Explore the Moon in the Moon Zoo and Moon Mappers crowdsourcing projects. These projects let you map features in detailed pictures from the Lunar Reconnaissance Orbiter. The catalogs of lunar features you create will help scientists understand our closest neighbor in space and the history of the Solar System.
Geologists uncover Earth’s history as they dig through strata laid down by sediment and lava. They measure the chemical composition, fossil records, and atomic isotopes to reconstruct Earth’s four billion year history. That’s a luxury planetary scientists don’t have. Despite decades of space exploration, planetary scientists have barely scratched the surface. Instead they must rely on indirect measurements captured in cameras and other instruments. That’s where craters come in. A region with a few clearly-defined craters must be younger than a region with many craters layered on top of each other. The dark areas on the Moon, the maria, are young surfaces created when lava covered lowland basins. You see fewer craters in the maria than in the older lunar highlands.
The Moon plays a special role in crater studies. Unlike other objects in the Solar System, scientists have direct access to lunar material. Nasa’s Astromaterials Acquisition and Curation Office holds over 380 kilograms of lunar samples gathered by the Apollo astronauts. Planetary scientists can make the same direct measurements geologists use to study Earth. Comparing these measurements to data from orbiting space probes lets them draw relationships between cratering and the Moon’s age. The lunar relationships underly crater studies of other moons, planets, and asteroids throughout the Solar System. Counting the craters in space probe images ought to be the job of computer algorithms. Software can process more images faster than people. But software struggles with crater-counting. Shadows change the appearance of craters while layers of dust and debris mask old craters.
The Zooniverse and CosmoQuest crowdsourcing services know amateur space explorers can do the job better. Both the Moon Zoo and Moon Mappers projects ask you get to map the location and size of the craters and other interesting features in high resolution images from the Lunar Reconnaissance Orbiter. Both projects want to create better lunar crater catalogs to improve our understanding of the Moon’s history and improve crater studies of other objects. Although similar, the two projects have different goals.
Moon Mappers' scientists plan to improve automated algorithms’ ability to map smaller craters. The project asks you to map craters as small as ten meters across.The Moon has billions of craters that size - and billions more that are smaller. Amateurs produce more accurate results than software, but the tens of thousands of amateurs in the project will never map every crater on the Moon. In cases where scientists can trade accuracy for volume, software works fine. But it could be better. The accurate maps amateurs create lets Moon Mapper scientists test and improve the software they write.
Meanwhile, Moon Zoo's goals focus on other aspects of lunar geography. The Moon Zoo catalog will let them develop theories about the production of craters smaller than one kilometer. They also want to study the depth of regolith, the crushed rock and dust created by four billion years of asteroid bombardment. Regolith depth is another way to estimate a region’s age. Asteroid impacts in younger regions with thin regolith layers produce craters that look different from the craters in older regions with thick regolith layers.
The Moon Zoo blog and Moon Mappers blog share the latest updates from the project team, but the best part of being an amateur crater counter is joining the community. Hundreds of discussions take place in the Moon Zoo Forum and the Moon Mappers Forum. Fellow amateurs share tips on crater counting and explain the features that appear in the Lunar Reconnaissance Orbiter images. Professional scientists also turn to the amateurs in these forums for help on other lunar exploration projects. Researchers at Aberystwyth University in Wales investigate transient lunar phenomena, bright patches that briefly appear on the lunar surface. These may be created by gases released from lunar lava tubes or landslides. The Aberystwyth scientists created a Moon Zoo Forum thread where amateur crater counters post images containing these lunar features. That gives the scientists targets for their telescope observations.

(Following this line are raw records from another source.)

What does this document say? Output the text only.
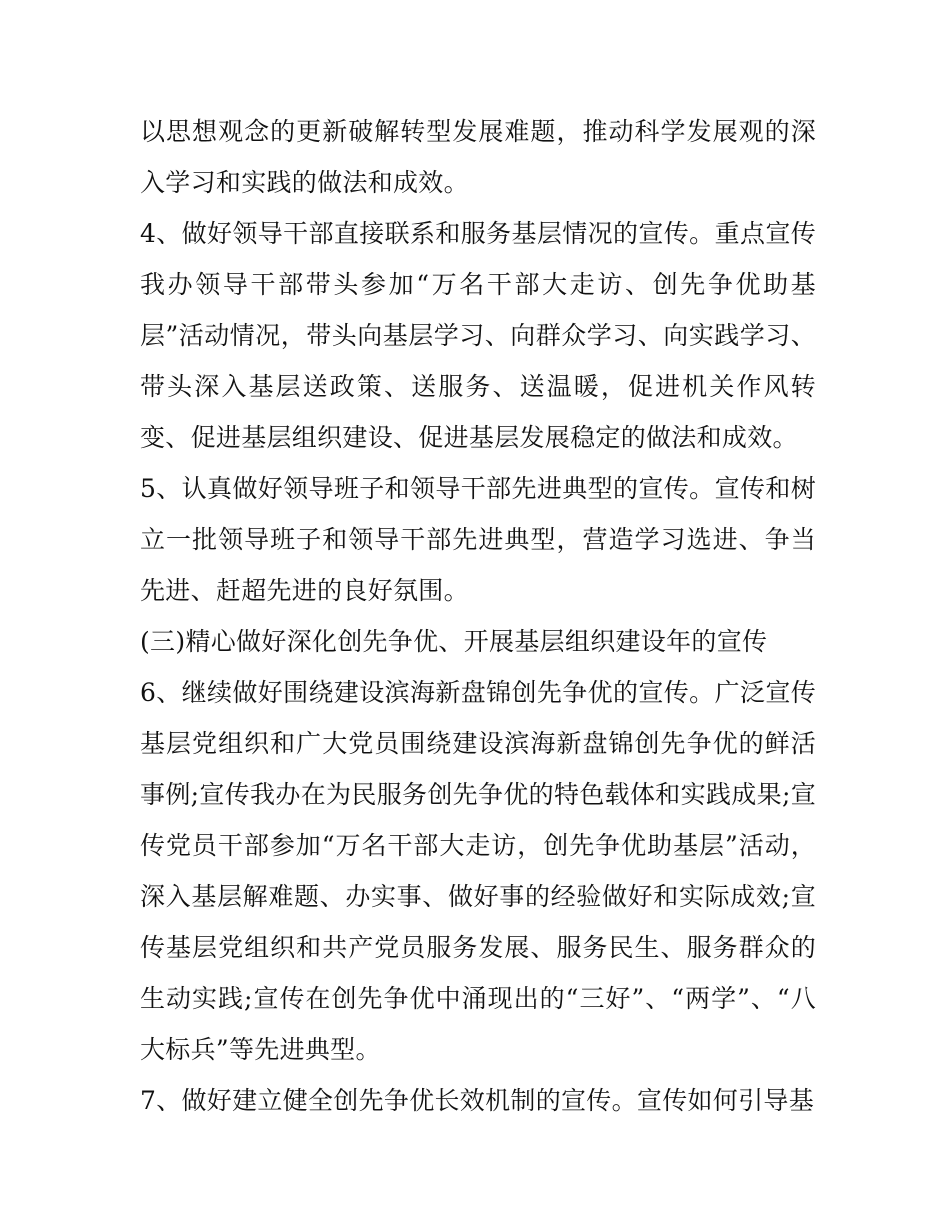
以思想观念的更新破解转型发展难题，推动科学发展观的深入学习和实践的做法和成效。

4、做好领导干部直接联系和服务基层情况的宣传。重点宣传我办领导干部带头参加“万名干部大走访、创先争优助基层”活动情况，带头向基层学习、向群众学习、向实践学习、带头深入基层送政策、送服务、送温暖，促进机关作风转变、促进基层组织建设、促进基层发展稳定的做法和成效。

5、认真做好领导班子和领导干部先进典型的宣传。宣传和树立一批领导班子和领导干部先进典型，营造学习选进、争当先进、赶超先进的良好氛围。

(三)精心做好深化创先争优、开展基层组织建设年的宣传

6、继续做好围绕建设滨海新盘锦创先争优的宣传。广泛宣传基层党组织和广大党员围绕建设滨海新盘锦创先争优的鲜活事例;宣传我办在为民服务创先争优的特色载体和实践成果;宣传党员干部参加“万名干部大走访，创先争优助基层”活动，深入基层解难题、办实事、做好事的经验做好和实际成效;宣传基层党组织和共产党员服务发展、服务民生、服务群众的生动实践;宣传在创先争优中涌现出的“三好”、“两学”、“八大标兵”等先进典型。

7、做好建立健全创先争优长效机制的宣传。宣传如何引导基
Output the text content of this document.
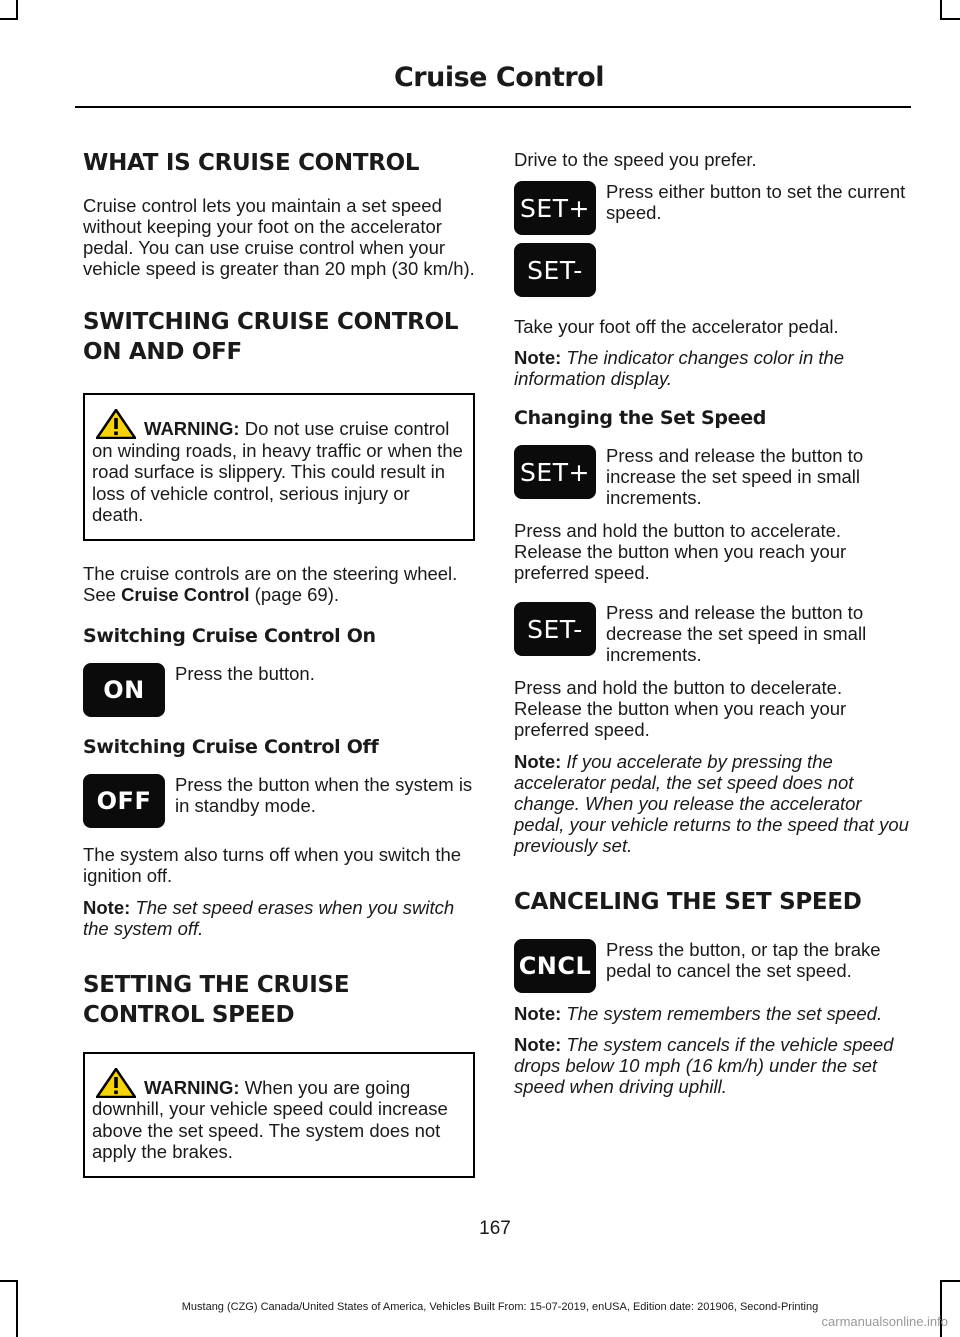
Cruise Control
WHAT IS CRUISE CONTROL

Cruise control lets you maintain a set speed without keeping your foot on the accelerator pedal. You can use cruise control when your vehicle speed is greater than 20 mph (30 km/h).

SWITCHING CRUISE CONTROL
ON AND OFF
WARNING: Do not use cruise control on winding roads, in heavy traffic or when the road surface is slippery. This could result in loss of vehicle control, serious injury or death.

The cruise controls are on the steering wheel. See Cruise Control (page 69).

Switching Cruise Control On
ON

Press the button.

Switching Cruise Control Off
OFF

Press the button when the system is in standby mode.

The system also turns off when you switch the ignition off.

Note: The set speed erases when you switch the system off.

SETTING THE CRUISE
CONTROL SPEED
WARNING: When you are going downhill, your vehicle speed could increase above the set speed. The system does not apply the brakes.

Drive to the speed you prefer.

SET+
SET-

Press either button to set the current speed.

Take your foot off the accelerator pedal.

Note: The indicator changes color in the information display.

Changing the Set Speed
SET+

Press and release the button to increase the set speed in small increments.

Press and hold the button to accelerate. Release the button when you reach your preferred speed.

SET-

Press and release the button to decrease the set speed in small increments.

Press and hold the button to decelerate. Release the button when you reach your preferred speed.

Note: If you accelerate by pressing the accelerator pedal, the set speed does not change. When you release the accelerator pedal, your vehicle returns to the speed that you previously set.

CANCELING THE SET SPEED
CNCL

Press the button, or tap the brake pedal to cancel the set speed.

Note: The system remembers the set speed.

Note: The system cancels if the vehicle speed drops below 10 mph (16 km/h) under the set speed when driving uphill.

167
Mustang (CZG) Canada/United States of America, Vehicles Built From: 15-07-2019, enUSA, Edition date: 201906, Second-Printing
carmanualsonline.info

The amateur crater-counters at Moon Zoo have submitted over 3.7 million classified images around the Apollo 17 and Apollo 12 landing sites. The amateur Moon Mappers have contributed over one million crater counts of their own around the Apollo 15 landing site. Scientists at the University of Colorado recently looked at how well the amateurs at Moon Mappers perform compared to expert crater analysts. You can read (for a fee) the full peer-review article or the shorter paper (free) presented at the 2014 Lunar and Planetary Science Conference. They found no difference between the accuracy of amateur crater-counters and expert planetary scientists.
All told, the two projects have mapped less than one percent of the Moon’s surface. Billions more lunar craters remain unmapped, waiting for your contribution to space exploration.